Trinko concerned the obligation of a monopoly firm to deal with its would-be competitors. In the course of severely limiting such a duty, Justice Scalia, writing for the Court, without citation to any authority, pronounced: “The opportunity to charge monopoly prices–at least for a short period–is what attracts ‘business acumen’ in the first place; it induces risk taking that produces innovation and economic growth.”

Does it? Recently, I posted on the peculiar dynamics of pharmaceutical company research and development. I cited Scherer’s research showing that the dependence of expenditures on research in that industry on current cash flows was an exception to the norm best explained by “virtuous rent-seeking” – i.e., the pursuit of monopoly profits by legitimate means that Justice Scalia contends is the rule.
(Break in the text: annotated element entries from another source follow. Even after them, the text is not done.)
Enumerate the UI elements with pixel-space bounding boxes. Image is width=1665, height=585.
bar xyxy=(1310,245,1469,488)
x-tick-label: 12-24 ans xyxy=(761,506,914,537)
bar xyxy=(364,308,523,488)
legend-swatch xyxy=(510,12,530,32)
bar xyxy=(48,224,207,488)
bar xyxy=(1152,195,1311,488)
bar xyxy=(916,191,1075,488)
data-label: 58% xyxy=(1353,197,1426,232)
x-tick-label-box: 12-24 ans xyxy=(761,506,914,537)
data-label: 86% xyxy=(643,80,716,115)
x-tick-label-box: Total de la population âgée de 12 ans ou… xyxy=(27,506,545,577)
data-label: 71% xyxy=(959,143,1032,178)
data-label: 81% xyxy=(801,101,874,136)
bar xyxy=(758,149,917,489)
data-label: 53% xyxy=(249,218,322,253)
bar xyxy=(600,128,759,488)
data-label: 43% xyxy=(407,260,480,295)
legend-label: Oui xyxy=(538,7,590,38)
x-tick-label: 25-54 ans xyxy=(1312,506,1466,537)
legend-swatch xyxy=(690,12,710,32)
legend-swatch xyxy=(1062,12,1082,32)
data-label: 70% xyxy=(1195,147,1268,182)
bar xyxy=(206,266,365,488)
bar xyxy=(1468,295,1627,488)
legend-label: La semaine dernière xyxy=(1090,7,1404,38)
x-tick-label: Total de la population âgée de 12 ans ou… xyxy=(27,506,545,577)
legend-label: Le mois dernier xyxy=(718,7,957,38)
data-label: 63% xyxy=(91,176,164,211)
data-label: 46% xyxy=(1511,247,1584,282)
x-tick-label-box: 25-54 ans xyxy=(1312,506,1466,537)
More usually, companies invest in research and development with quantifiable (non-monopoly) returns in excess of their cost of capital largely without respect to current cash flows. I also noted analysis by the Congressional Budget Office suggesting that rent-seeking in the pharmaceutical industry may lead to over-investment from the standpoint of total welfare. So even if rent-seeking does drive some business investment, it is not empirically true that all such investment should encouraged.

In short, it is by no means self-evident that the opportunity to charge monopoly prices is a principal driver of business investment, or that investment directed toward that end is always efficient. Whether either proposition is the case in a particular instance is liable to depend on particular facts. It is unfortunate when the highest court’s armchair economics makes fact-imperviousness a feature of positive law.